Sunday, March 06, 2011

Toy Story 3


They made Toy Story 3 for kids, right?

They animated it with pretty colors and they used established characters from the first two Toy Story films, which definitely felt like kid-friendly fare.  They set much of the action in a day care center, and they used a fuzzy purple teddy bear for a villain – how much more kid-friendly could they get?

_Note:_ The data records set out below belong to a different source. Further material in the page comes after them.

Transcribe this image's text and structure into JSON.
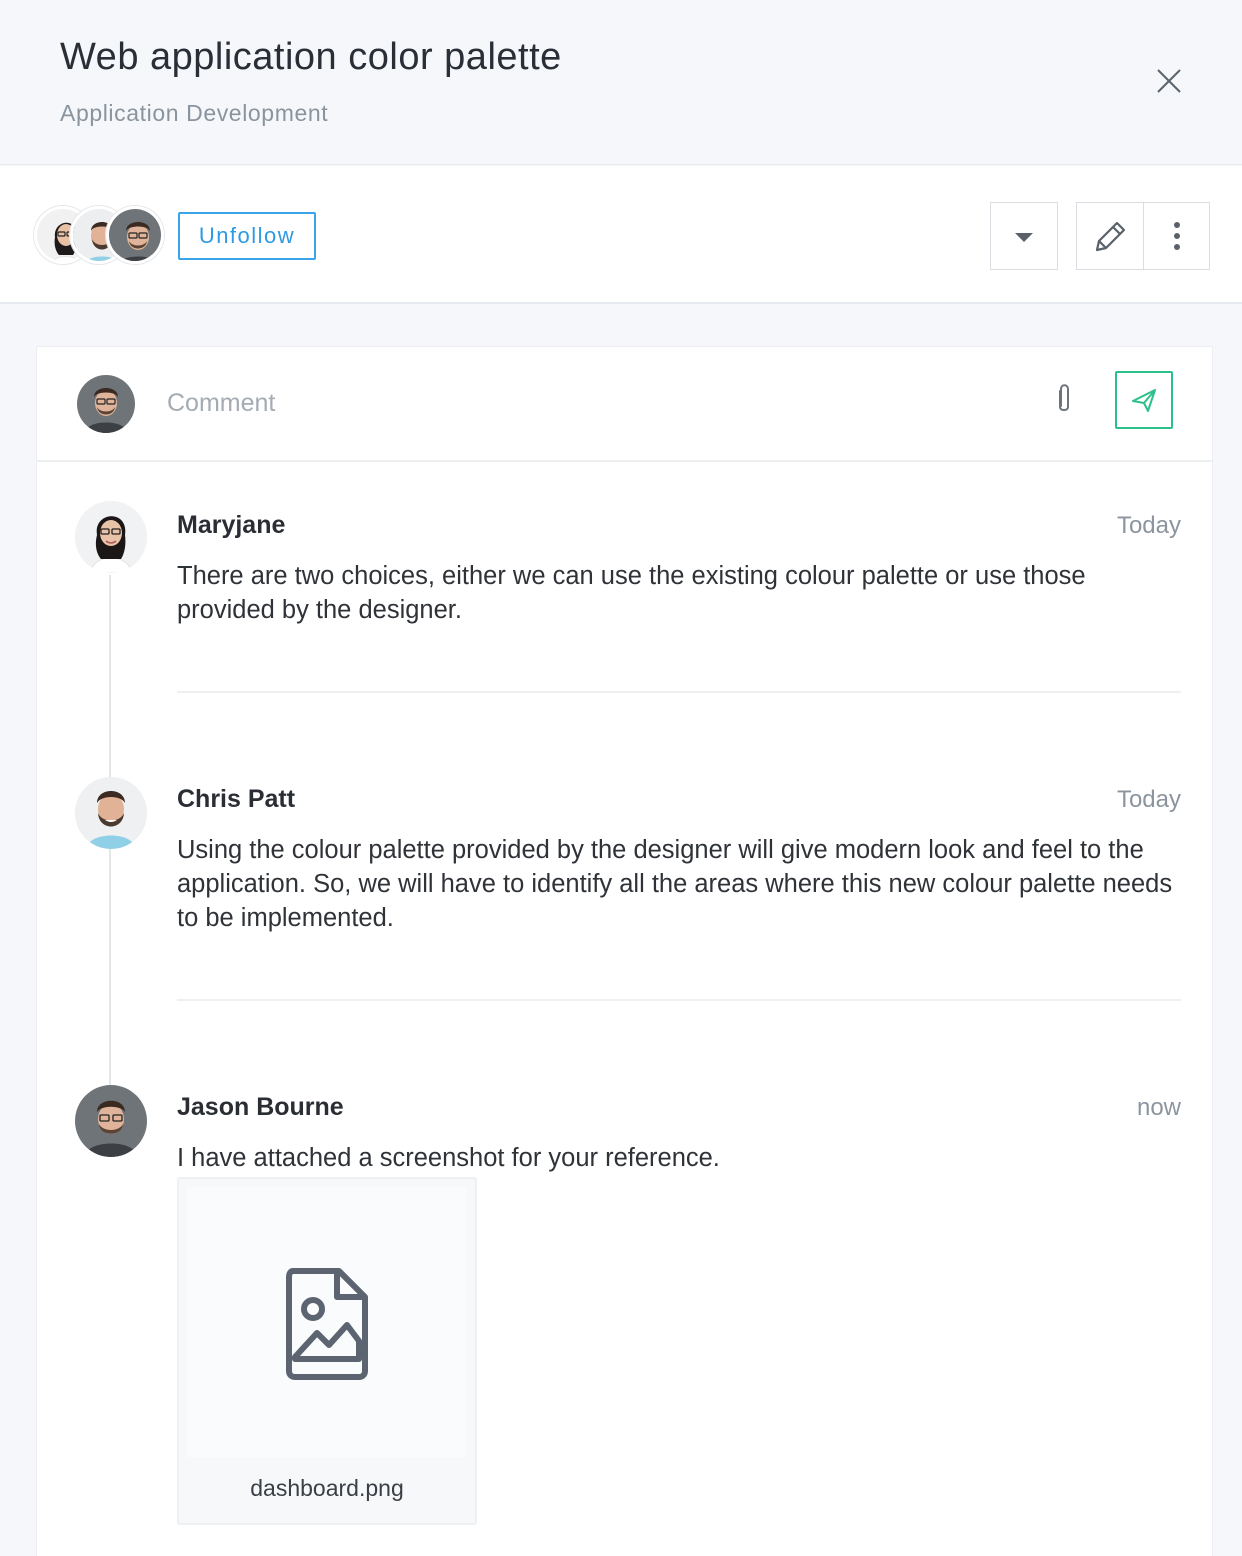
{
  "header": {
    "title": "Web application color palette",
    "subtitle": "Application Development"
  },
  "toolbar": {
    "followers": [
      "Maryjane",
      "Chris Patt",
      "Jason Bourne"
    ],
    "unfollow_label": "Unfollow"
  },
  "composer": {
    "placeholder": "Comment"
  },
  "comments": [
    {
      "author": "Maryjane",
      "time": "Today",
      "text": "There are two choices, either we can use the existing colour palette or use those provided by the designer."
    },
    {
      "author": "Chris Patt",
      "time": "Today",
      "text": "Using the colour palette provided by the designer will give modern look and feel to the application. So, we will have to identify all the areas where this new colour palette needs to be implemented."
    },
    {
      "author": "Jason Bourne",
      "time": "now",
      "text": "I have attached a screenshot for your reference.",
      "attachment": {
        "file_name": "dashboard.png"
      }
    }
  ],
  "colors": {
    "accent_blue": "#3ba4e8",
    "accent_green": "#2cc08a",
    "muted_text": "#8a949e"
  }
}
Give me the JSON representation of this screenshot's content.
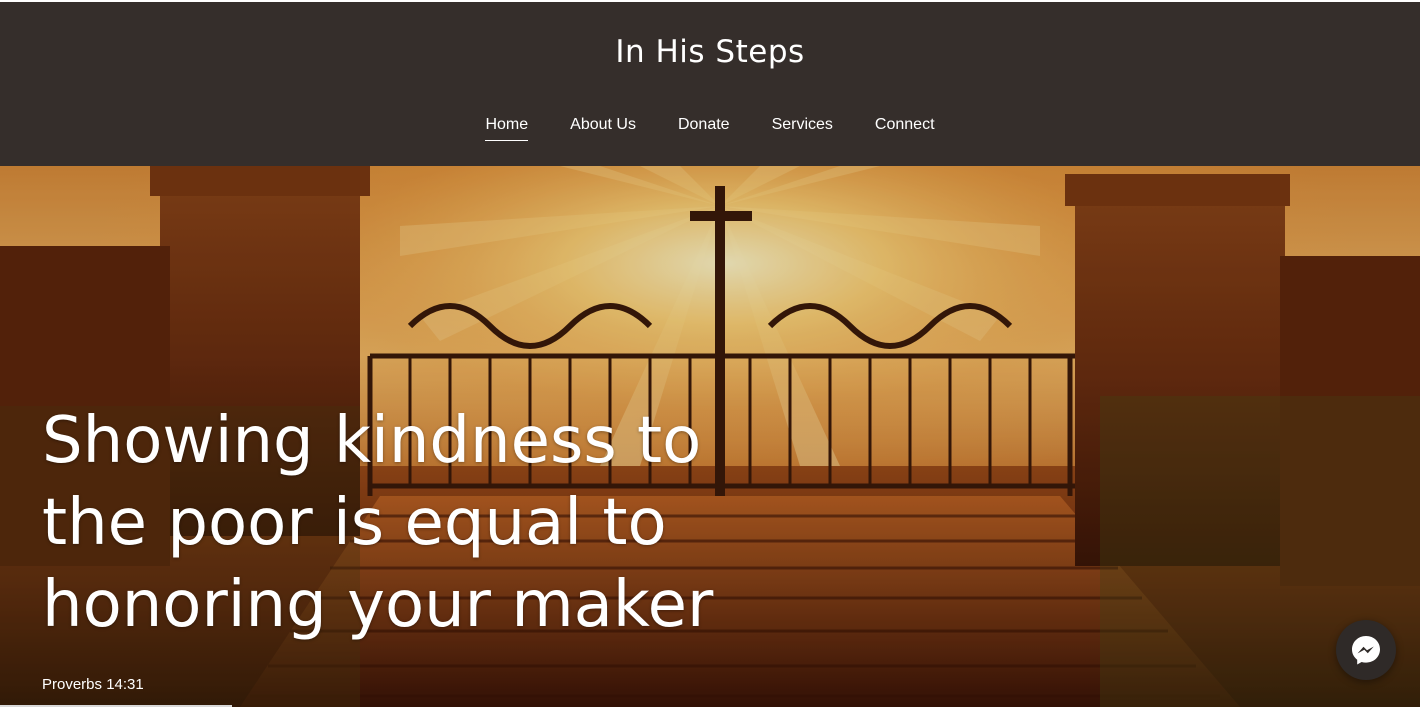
{
  "header": {
    "title": "In His Steps",
    "nav": [
      {
        "label": "Home",
        "active": true
      },
      {
        "label": "About Us",
        "active": false
      },
      {
        "label": "Donate",
        "active": false
      },
      {
        "label": "Services",
        "active": false
      },
      {
        "label": "Connect",
        "active": false
      }
    ]
  },
  "hero": {
    "heading": "Showing kindness to the poor is equal to honoring your maker",
    "caption": "Proverbs 14:31",
    "image_subject": "golden gate with cross and sun rays between stone pillars"
  },
  "chat_widget": {
    "icon": "messenger-icon"
  },
  "colors": {
    "header_bg": "#352e2b",
    "text": "#ffffff",
    "accent_gold": "#f2b13a"
  }
}
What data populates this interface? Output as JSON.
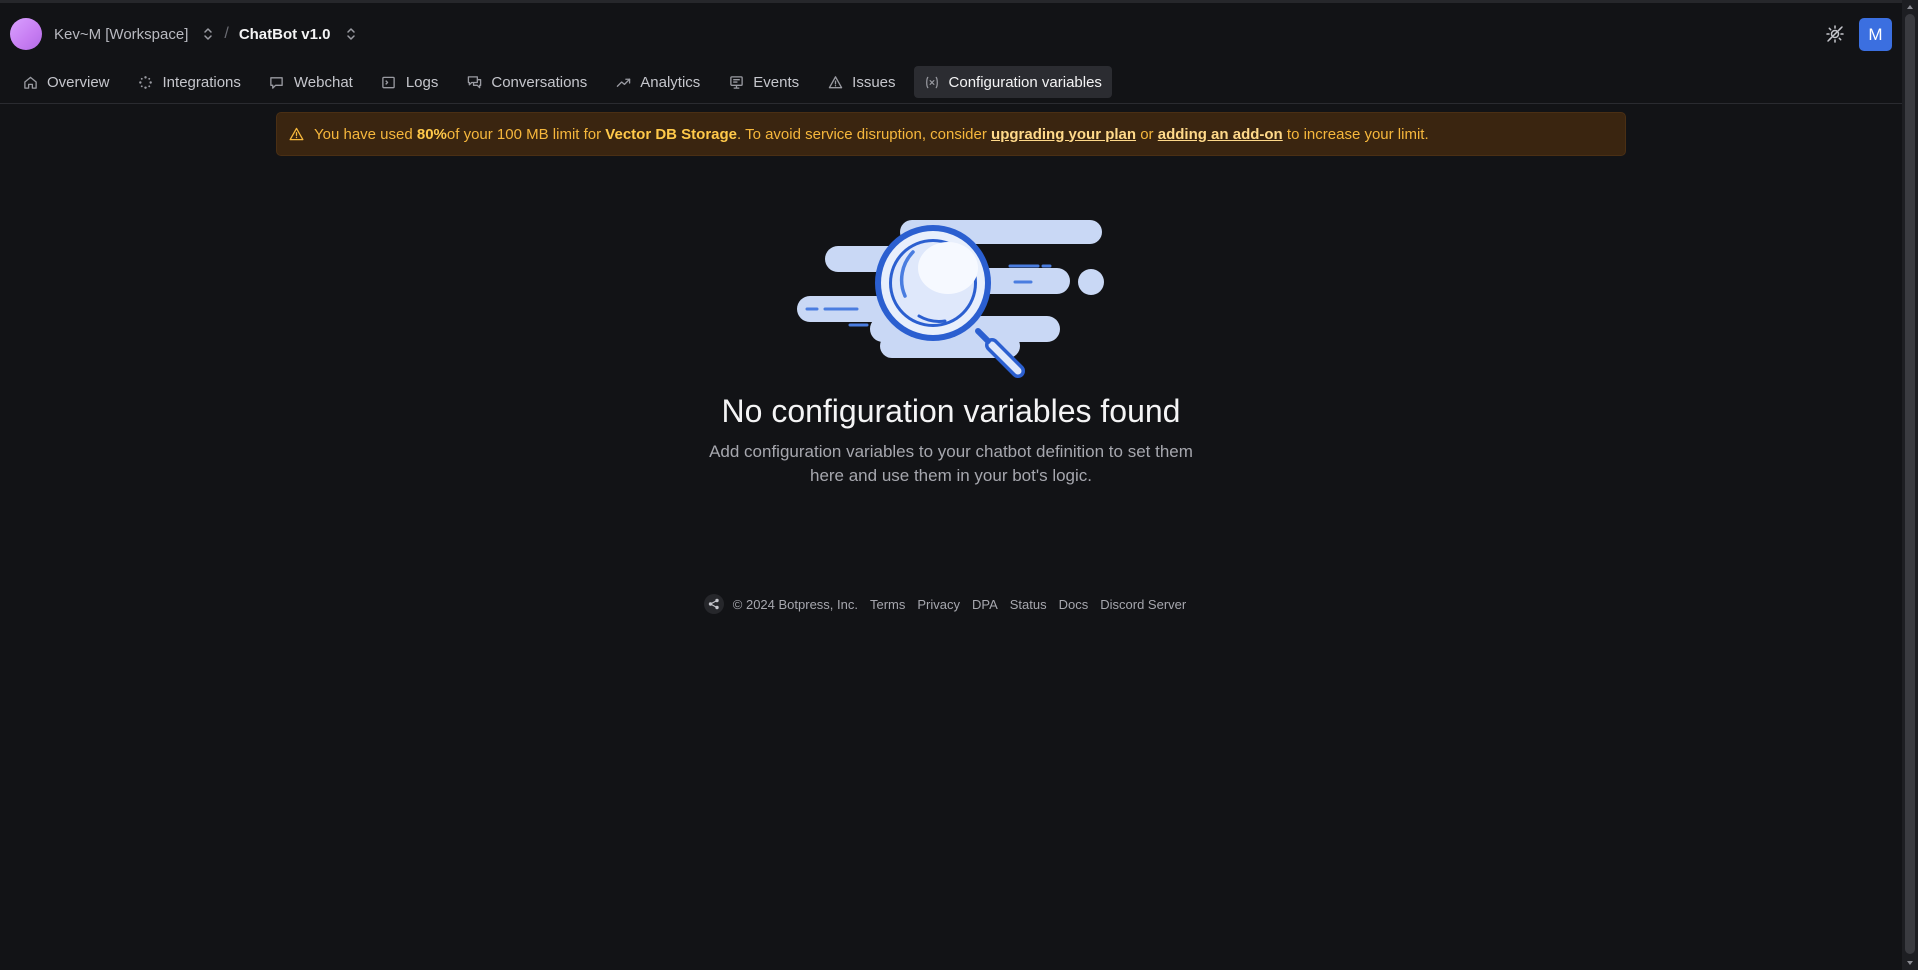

A lot more.  In fact, I rate Toy Story 3 as the most terrifying kids’ movie since Chitty Chitty Bang Bang (You remember Chitty: the Andrews / Van Dyke Disney romp that featured a child abductor who haunted preadolescents’ dreams for years).  The themes center on loss and betrayal and the slow, mortal march of time.  The day care center becomes a chamber of horrors that will make a generation of children scream in dismay at the prospect of spending time anywhere similar.  The visuals include a creepy baby-doll who looks like something out of a Romero film, a gelatinous octopus that’d make Lovecraft shriek, and a Daliesque animated tortilla with Potato Head features that weaves and lurches in sickening contortions.  Don’t even get me started on the aforementioned villain, an evil good ol’ boy of a bear (brilliantly voiced by Ned Beatty) who represents everything wrong with authority and everything to fear in those who promise to look after you.

Here’s the deal: the first films’ Andy’s all grown up and ready to head off to college, and his toys find themselves in a box dropped off at the local day care.  Things seem lovely at first, but it isn’t long before the true nature of the facility reveals itself.  Can our heroes escape?  With Andy leaving them behind, to what do they have to escape?  Why bother?

We’re talking about some dark stuff.  Combine it with some of the film’s unnerving visuals and scary sequences, and I can’t imagine showing it to anyone under the age of ten.  Hell, just writing about Toy Story 3 creeps me out all over again.  If this is a kids’ movie, I’d hate to see what Pixar can put together for adults.